E’ stato presentato il nuovo Rapporto Annuale Inps, arrivato alla dodicesima edizione. Il rapporto si occupa di esaminare la salute previdenziale e assistenziale del nostro Paese che ha subito duri contraccolpi durante il biennio pandemico, ma che sembra aver recuperato terreno.
La ripresa viene infatti confermata dall’aumento del Pil italiano del 3,7%, il che ha determinato un importante miglioramento del mercato del lavoro, sia in termini di qualità che di quantità. Aumentano, infatti, il numero di coloro che versano contribuzione e che sono arrivati a oltrepassare i 26,2 milioni e sono aumentate in media le settimane lavorate. Diminuiscono inoltre gli ammortizzatori sociali, misura utilizzata fortemente nel periodo Covid per scongiurare i licenziamenti causati dalla chiusura totale delle attività.
Le grandezze della spesa previdenziale rimangono invece stabili: le pensioni pagate dall’Inps sono di poco inferiori a 21 milioni e i pensionati totali sono circa 16,1 milioni. I pensionati di anzianità o anticipata percepiscono in media 1.915 euro, mentre coloro che sono andati in pensione con la vecchiaia percepiscono in media 889 euro, importo minore dettato dal versamento di contribuzione inferiore.
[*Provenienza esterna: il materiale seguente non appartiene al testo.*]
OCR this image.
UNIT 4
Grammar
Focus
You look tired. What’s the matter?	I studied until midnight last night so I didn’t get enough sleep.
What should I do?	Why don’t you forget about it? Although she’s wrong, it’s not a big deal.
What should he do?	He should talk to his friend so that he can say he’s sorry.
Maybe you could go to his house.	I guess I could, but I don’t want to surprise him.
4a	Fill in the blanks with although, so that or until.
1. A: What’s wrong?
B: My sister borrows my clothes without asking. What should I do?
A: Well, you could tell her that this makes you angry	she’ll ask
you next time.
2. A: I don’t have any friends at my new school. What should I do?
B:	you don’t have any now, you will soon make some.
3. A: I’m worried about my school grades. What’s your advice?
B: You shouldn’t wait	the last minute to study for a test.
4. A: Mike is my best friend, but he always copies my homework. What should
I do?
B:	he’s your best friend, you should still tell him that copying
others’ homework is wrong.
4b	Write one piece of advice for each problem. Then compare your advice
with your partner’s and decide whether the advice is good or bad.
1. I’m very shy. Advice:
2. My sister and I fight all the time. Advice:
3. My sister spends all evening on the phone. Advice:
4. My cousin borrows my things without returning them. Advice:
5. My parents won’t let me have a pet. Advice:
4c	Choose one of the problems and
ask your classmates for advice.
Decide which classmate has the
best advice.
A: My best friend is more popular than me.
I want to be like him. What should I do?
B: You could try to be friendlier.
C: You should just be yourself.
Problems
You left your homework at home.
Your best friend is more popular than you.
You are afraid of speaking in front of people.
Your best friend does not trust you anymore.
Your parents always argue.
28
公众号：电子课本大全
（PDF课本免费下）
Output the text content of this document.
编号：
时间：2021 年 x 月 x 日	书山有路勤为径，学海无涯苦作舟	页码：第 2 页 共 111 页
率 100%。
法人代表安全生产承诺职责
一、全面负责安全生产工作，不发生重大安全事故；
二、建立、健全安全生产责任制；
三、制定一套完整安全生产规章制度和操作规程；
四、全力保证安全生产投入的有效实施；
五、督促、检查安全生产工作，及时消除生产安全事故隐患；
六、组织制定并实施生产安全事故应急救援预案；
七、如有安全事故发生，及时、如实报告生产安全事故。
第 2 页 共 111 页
Coloro i quali usufruiscono di una prestazione assistenziale, invece, percepiscono in media 470 euro.
Il rapporto spinge lo sguardo anche all’estero, confrontando il finanziamento delle pensioni per invalidità, vecchiaia e superstiti in Italia, Francia, Germania e Spagna, per capire nono
stante le differenze dei sistemi previdenziali considerati, le difficoltà a fornire prestazioni adeguate a fronte di finanziamenti non sempre adeguati.
Il problema più rilevante è sicuramente determinato dall’invecchiamento della popolazione. Questo fenomeno determina una sproporzione sempre crescente tra il numero dei soggetti impegnati in attività lavorativa e di coloro che sono collocati a riposo e che sono usciti dal mercato del lavoro. A questo quadro si aggiungono inoltre una crescente frammentarietà delle carriere, per cui molti lavoratori si trovano ad avere dei momenti della vita lavorativa non coperta da contribuzione e che potrebbe determinare un domani, un importo pensionistico non adeguato ed eccessivamente basso.
Tutti i sistemi previdenziali dei Paesi considerati pongono il problema della loro sostenibilità, soprattutto in virtù di una probabilissima crescita della spesa pensionistica legata all’invecchiamento della popolazione e perché la principale entrata per finanziare le future pensioni è data dalla contribuzione dei lavoratori attivi.
In relazione alle pensioni percepite per raggiungimento di età pensionabile o requisiti contributivi, si osserva che a livello europeo nel 2018, la principale fonte di finanziamento (in media il 65,5% del totale) sono i contributi sociali. Il totale dei finanziamenti delle pensioni di vecchiaia o per raggiungimento dei requisiti contributivi europee veniva per il 4,2% dalla contribuzione dei lavoratori autonomi, questa percentuale si rivelava molto più elevata, in particolare, in Spagna (7,2%) e in Italia (9,6%), Paesi in cui si afferma come molto più diffuso il lavoro autonomo.